The Math Behind Sound

To analyze an audio signal, we must convert it from the time domain (how it sounds over time) to the frequency domain (what pitches are present).

The Discrete Fourier Transform (DFT) makes this possible. Here is the mathematical foundation:

\[X_k = \sum_{n=0}^{N-1} x_n e^{-i 2\pi k n / N}\]

\(X_k\) represents the frequency domain representation.
\(x_n\) represents the time domain samples.
\(N\) is the total number of samples.

Statistical Metrics in Audio Dynamics

When mastering a track, peak volume is less important than perceived loudness.
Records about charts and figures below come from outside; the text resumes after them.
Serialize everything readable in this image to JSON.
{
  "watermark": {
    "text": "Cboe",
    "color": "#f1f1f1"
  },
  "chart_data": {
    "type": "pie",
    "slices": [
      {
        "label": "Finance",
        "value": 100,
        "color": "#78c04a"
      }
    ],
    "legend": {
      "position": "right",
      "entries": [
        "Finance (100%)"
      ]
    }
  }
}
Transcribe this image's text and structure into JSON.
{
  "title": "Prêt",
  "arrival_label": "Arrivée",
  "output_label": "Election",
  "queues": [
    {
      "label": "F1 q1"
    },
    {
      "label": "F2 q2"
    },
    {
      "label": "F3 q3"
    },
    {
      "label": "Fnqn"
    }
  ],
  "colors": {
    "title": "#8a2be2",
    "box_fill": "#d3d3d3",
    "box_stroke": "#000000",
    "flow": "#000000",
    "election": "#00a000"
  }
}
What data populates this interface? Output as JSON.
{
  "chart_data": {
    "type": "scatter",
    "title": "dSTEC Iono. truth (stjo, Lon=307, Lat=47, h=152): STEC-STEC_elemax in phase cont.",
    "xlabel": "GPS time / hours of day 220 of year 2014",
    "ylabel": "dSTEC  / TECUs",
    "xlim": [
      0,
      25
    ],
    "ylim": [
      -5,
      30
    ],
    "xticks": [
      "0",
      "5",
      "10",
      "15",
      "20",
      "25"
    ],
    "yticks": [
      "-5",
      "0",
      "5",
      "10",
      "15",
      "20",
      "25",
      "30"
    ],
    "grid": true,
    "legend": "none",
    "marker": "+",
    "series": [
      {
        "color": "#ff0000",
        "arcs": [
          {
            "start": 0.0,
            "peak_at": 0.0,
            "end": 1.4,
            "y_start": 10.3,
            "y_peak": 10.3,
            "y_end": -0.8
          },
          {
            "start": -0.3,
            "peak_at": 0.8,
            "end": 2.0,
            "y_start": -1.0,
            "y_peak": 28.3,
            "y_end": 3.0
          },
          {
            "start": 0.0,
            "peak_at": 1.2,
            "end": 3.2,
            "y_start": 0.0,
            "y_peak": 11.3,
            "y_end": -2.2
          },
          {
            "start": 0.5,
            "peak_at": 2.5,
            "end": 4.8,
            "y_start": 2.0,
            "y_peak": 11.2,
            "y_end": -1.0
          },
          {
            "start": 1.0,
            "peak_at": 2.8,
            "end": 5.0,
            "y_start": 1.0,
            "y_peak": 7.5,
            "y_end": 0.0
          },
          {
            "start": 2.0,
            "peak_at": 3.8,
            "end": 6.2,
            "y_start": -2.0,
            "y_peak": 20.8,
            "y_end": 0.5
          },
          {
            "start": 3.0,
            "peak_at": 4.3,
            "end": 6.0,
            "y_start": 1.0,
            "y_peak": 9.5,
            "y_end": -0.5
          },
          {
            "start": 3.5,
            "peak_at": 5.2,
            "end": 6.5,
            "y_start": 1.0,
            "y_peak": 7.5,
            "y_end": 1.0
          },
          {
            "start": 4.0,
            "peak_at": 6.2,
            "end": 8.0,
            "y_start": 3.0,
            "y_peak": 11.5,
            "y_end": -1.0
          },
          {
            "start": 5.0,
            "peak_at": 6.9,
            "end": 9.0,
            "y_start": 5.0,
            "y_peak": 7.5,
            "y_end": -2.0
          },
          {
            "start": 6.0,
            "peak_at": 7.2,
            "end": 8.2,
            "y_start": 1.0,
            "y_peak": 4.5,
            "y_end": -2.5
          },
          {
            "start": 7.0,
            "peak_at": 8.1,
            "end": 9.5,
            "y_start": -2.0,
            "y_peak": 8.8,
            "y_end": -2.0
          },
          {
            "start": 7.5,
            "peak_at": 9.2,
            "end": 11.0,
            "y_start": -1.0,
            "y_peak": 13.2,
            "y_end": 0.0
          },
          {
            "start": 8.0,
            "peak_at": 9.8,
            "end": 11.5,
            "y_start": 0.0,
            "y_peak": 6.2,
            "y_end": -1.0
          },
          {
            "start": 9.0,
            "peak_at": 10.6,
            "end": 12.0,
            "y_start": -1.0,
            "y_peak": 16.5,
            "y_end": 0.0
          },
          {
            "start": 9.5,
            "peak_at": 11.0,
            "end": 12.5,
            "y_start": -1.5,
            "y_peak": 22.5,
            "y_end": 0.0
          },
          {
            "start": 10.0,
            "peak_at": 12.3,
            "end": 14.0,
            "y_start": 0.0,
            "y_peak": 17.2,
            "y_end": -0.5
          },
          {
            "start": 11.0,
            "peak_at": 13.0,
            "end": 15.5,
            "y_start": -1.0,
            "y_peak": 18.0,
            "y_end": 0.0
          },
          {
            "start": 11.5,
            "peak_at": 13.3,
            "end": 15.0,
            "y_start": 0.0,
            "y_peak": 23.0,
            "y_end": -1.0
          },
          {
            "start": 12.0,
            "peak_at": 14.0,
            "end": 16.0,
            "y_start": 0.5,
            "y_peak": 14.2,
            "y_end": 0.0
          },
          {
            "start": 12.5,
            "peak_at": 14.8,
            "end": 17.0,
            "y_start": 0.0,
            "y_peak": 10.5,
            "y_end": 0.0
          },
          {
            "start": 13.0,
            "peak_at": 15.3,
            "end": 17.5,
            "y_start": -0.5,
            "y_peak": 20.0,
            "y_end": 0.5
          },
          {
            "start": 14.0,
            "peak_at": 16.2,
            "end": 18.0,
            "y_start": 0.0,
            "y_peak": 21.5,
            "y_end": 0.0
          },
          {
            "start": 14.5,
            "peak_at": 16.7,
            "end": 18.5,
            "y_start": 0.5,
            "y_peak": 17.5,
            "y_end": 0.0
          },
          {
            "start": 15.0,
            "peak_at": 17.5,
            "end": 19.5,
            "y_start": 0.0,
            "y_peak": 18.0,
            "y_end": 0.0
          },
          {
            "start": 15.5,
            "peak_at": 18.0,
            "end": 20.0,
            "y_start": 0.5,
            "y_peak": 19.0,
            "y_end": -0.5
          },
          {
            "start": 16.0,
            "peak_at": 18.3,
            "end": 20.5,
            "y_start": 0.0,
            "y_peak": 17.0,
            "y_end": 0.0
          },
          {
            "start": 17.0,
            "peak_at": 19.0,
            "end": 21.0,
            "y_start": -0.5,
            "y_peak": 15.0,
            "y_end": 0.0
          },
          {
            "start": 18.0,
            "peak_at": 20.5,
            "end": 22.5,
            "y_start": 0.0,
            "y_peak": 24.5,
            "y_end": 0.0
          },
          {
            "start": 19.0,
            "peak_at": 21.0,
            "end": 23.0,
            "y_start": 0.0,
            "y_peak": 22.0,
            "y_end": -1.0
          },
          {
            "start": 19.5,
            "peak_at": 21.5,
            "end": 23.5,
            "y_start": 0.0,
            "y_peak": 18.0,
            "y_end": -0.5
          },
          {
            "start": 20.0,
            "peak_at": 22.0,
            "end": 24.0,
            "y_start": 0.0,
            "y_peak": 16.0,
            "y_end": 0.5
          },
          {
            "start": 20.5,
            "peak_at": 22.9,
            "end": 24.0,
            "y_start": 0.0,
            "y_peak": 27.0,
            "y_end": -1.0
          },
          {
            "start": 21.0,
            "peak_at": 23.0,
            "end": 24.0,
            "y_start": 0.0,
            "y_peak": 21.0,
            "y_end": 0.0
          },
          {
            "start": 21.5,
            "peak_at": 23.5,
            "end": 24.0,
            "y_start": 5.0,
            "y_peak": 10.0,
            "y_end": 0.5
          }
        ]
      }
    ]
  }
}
We measure this using the Root Mean Square (RMS).

RMS provides a statistical average of the audio signal’s power, correlating closely with how human ears perceive continuous loudness:

\[x_{\mathrm{RMS}} = \left( \frac{1}{n}\sum_{i=1}^{n} x_i^2 \right)^{1/2}\]

\(x_i\) represents the individual amplitude values.
\(n\) represents the total number of values in the window.

Visualizing Audio Waveforms

This slide displays the R code used to generate our first plot.

# Generating a simulated audio waveform (Sine wave + noise)
time <- seq(0, 1, length.out = 500)
amplitude <- sin(2 * pi * 10 * time) + rnorm(500, mean = 0, sd = 0.2)
audio_data <- data.frame(Time = time, Amplitude = amplitude)

# Plotting the waveform
waveform <- ggplot(audio_data, aes(x = Time, y = Amplitude)) +
  geom_line(color = "steelblue") +
  theme_minimal() +
  labs(title = "Simulated Audio Waveform", x = "Time (s)", y = "Amplitude")

The Waveform Output

Here is the ggplot2 visualization generated by the code on the previous slide.

Frequency Density Distribution

Using statistical density plotting, we can analyze the concentration of specific amplitude thresholds within an audio file. This helps identify if a track is overly compressed or dynamically rich.

3D Spectrogram

A spectrogram visualizes sound by mapping Time, Frequency, and Amplitude simultaneously.

Conclusion

Data-Driven Production: Leveraging statistical tools like ggplot2 and plotly allows producers to see what they hear.
Math as a Tool: Understanding the math behind concepts like FFT and RMS ensures better decision-making during the mixing process.
Future Work: Further analysis could involve applying these scripts to actual .wav or .mp3 datasets extracted from a DAW.